HTML Email And (Not) You
HTML email is everywhere. We use it to send emails with formatting far beyond what was available to us with simple text-only email. Lists look more like the lists we're used to seeing in documents and on web pages, headings look like actual headings, and we can even throw in some images to enhance our communications.
The problem with all this is that you have no assurances that anyone else sees your email the way you wrote it. You can make it look good, but you have to consider how it looks to people using a different email client. As shown by the Email Standards Project's clients list, not everyone has the same level of support for properly displaying HTML email. Unfortunately it is one of the most popular email clients, Microsoft Outlook, that lacks proper HTML support. One of the problems with standards is that there's so many to choose from and so many ways to interpret each one.
HTML email also presents a size issue. All well-behaved clients will send a plain-text version of the same email along with the message, just in case the recipient can't handle HTML email. For most of us, sitting at home or at work using our computers, this isn't really a big deal and will go completely unnoticed in virtually all cases. Not everyone is sitting at home though; some users are mobile, and at least in Canada that means both coping with an absurdly low data cap or paying an exorbitant fee for a more reasonable data cap, as well as paying a different yet also exorbitant fee for going over your monthly data usage. Most mobile email applications, as far as I'm aware, won't download attachments unless asked. Images included in the email message aren't attachments though, and so they're downloaded with the message. Too many of these can push people over their meager limits, with potentially expensive results. Although that story comes from an American traveler over two years ago, the situation hasn't improved very much on either data caps or data charges and carriers seem disinterested in what customers want.

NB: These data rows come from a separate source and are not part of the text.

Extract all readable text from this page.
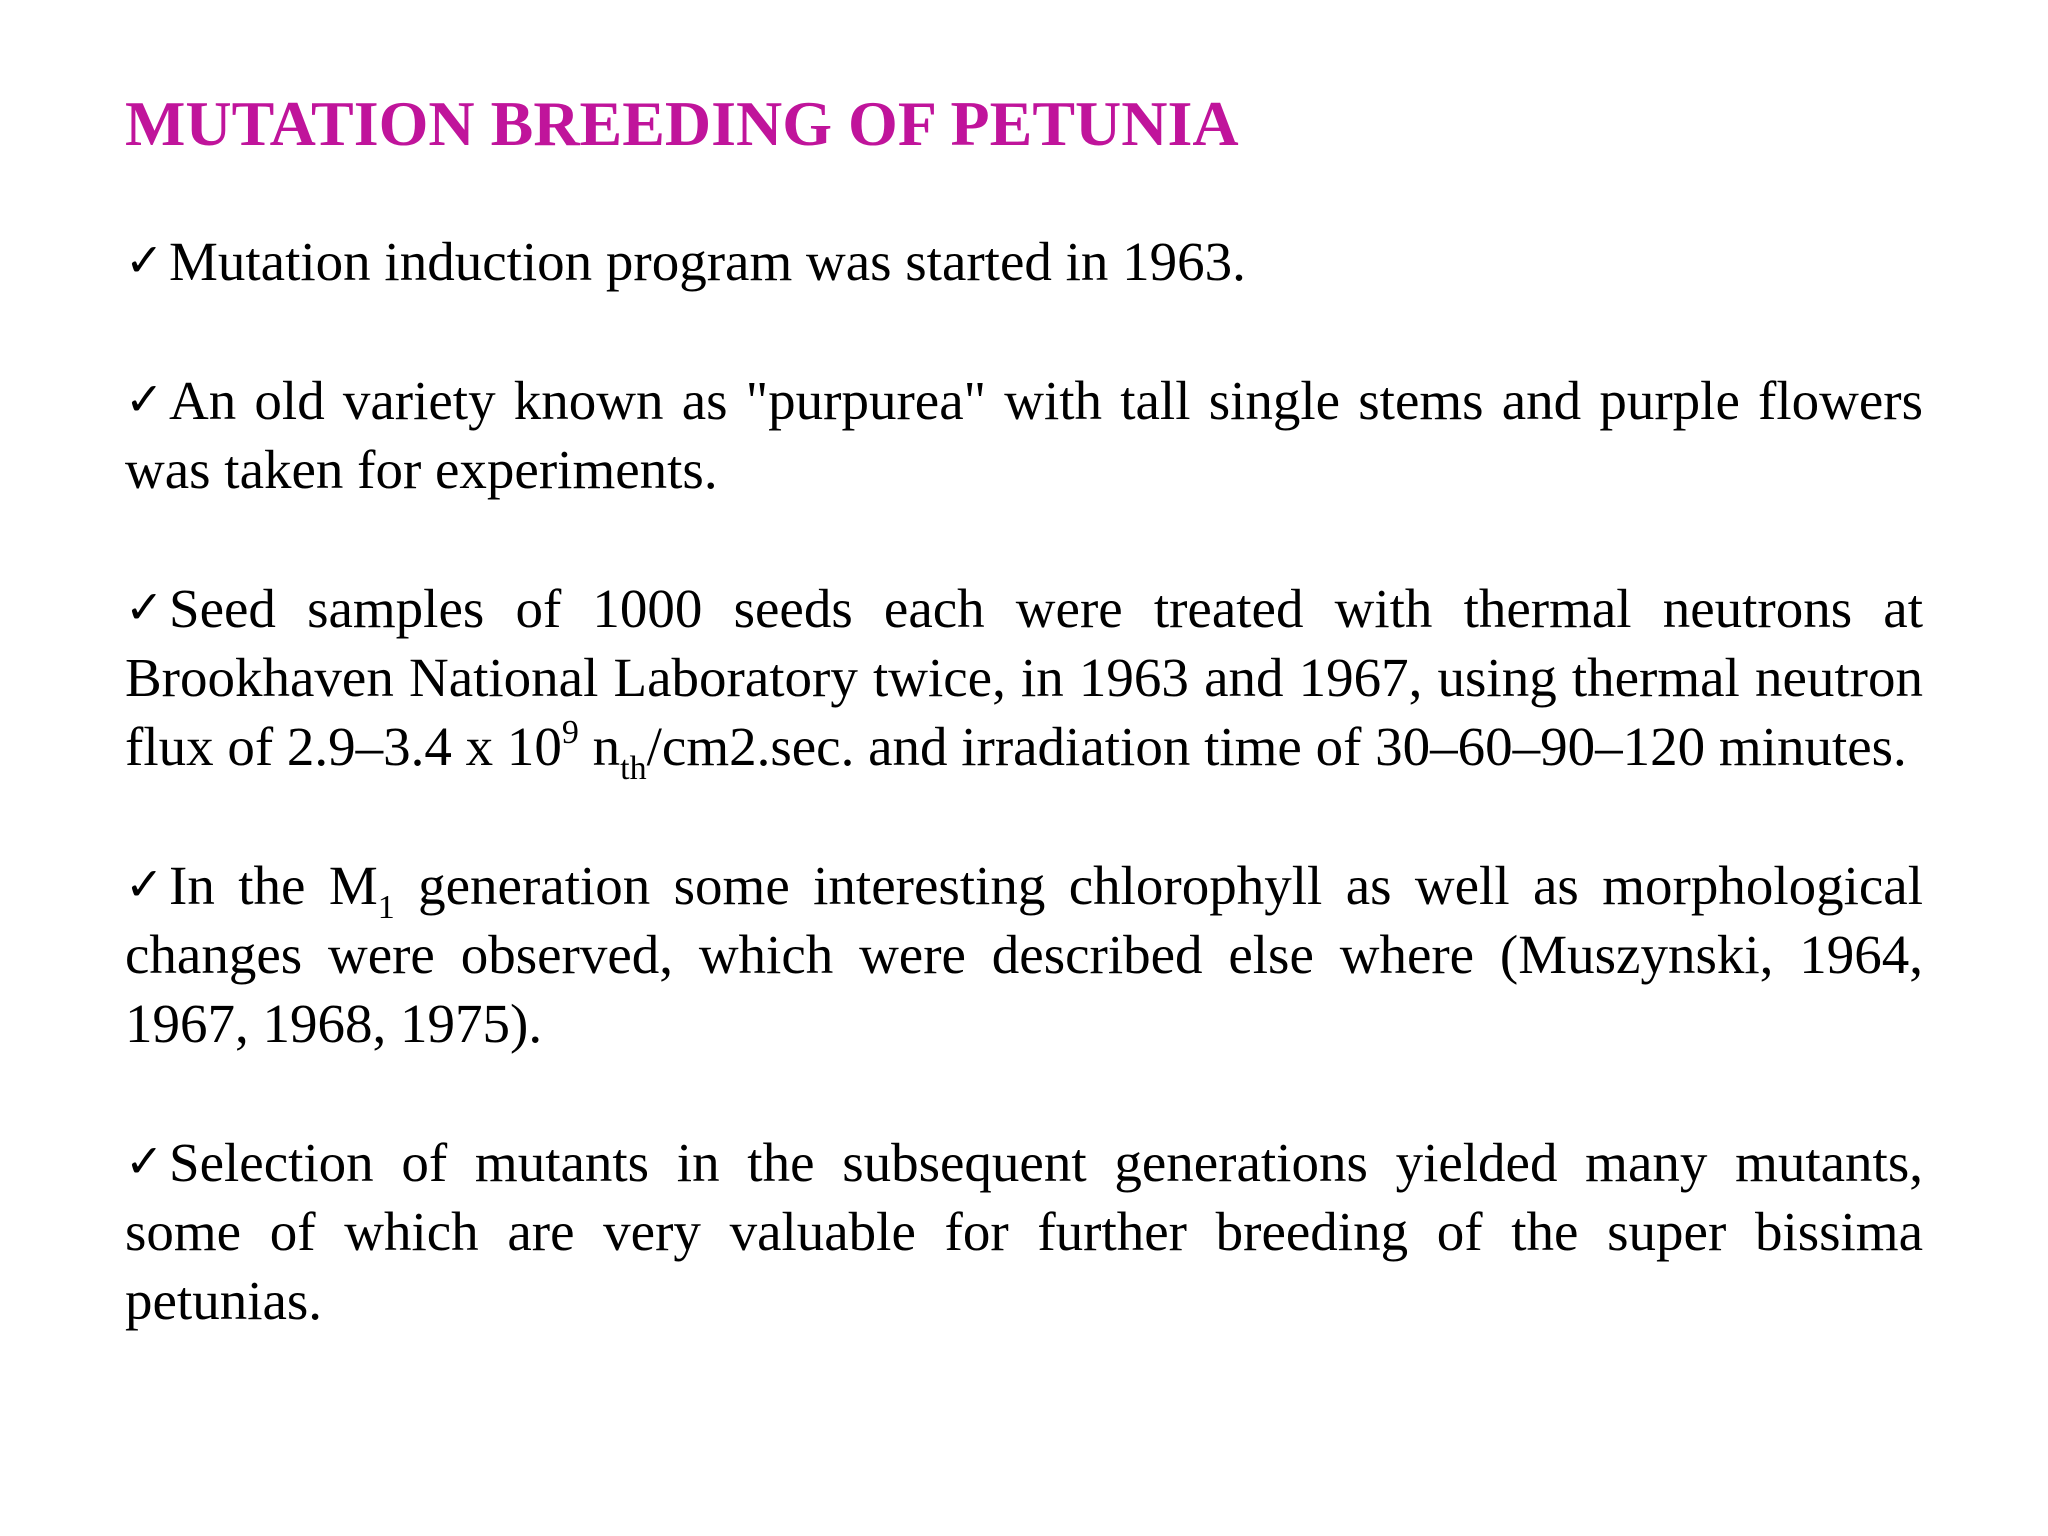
MUTATION BREEDING OF PETUNIA
✓Mutation induction program was started in 1963.
✓An old variety known as "purpurea" with tall single stems and purple flowers was taken for experiments.
✓Seed samples of 1000 seeds each were treated with thermal neutrons at Brookhaven National Laboratory twice, in 1963 and 1967, using thermal neutron flux of 2.9–3.4 x $10^9$ $n_{th}/cm2.\sec$. and irradiation time of 30–60–90–120 minutes.
✓In the $M_1$ generation some interesting chlorophyll as well as morphological changes were observed, which were described else where (Muszynski, 1964, 1967, 1968, 1975).
✓Selection of mutants in the subsequent generations yielded many mutants, some of which are very valuable for further breeding of the super bissima petunias.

The moral of today's story is to consider other people, even when sending email. Until such time, if it ever comes, when Microsoft Outlook, Windows Live Hotmail and Google GMail support HTML email properly, that means sending email only in plain text if only to make sure your email is actually seen the way you intend. It's not such a bad thing either — it makes you think about what you're really trying to get across, and trying to use fancy formatting and emoticons in a plain-text email looks far less professional. Even if you completely ignore that (perhaps your company mandates a specific client so you always know how the recipient will view your message), please do try to send plain-text anyway in consideration of mobile users, at least until reasonably-priced unlimited data plans become the rule rather than the (currently non-existent in Canada) exception. Non-corporate users and your corporate finance department alike will thank you.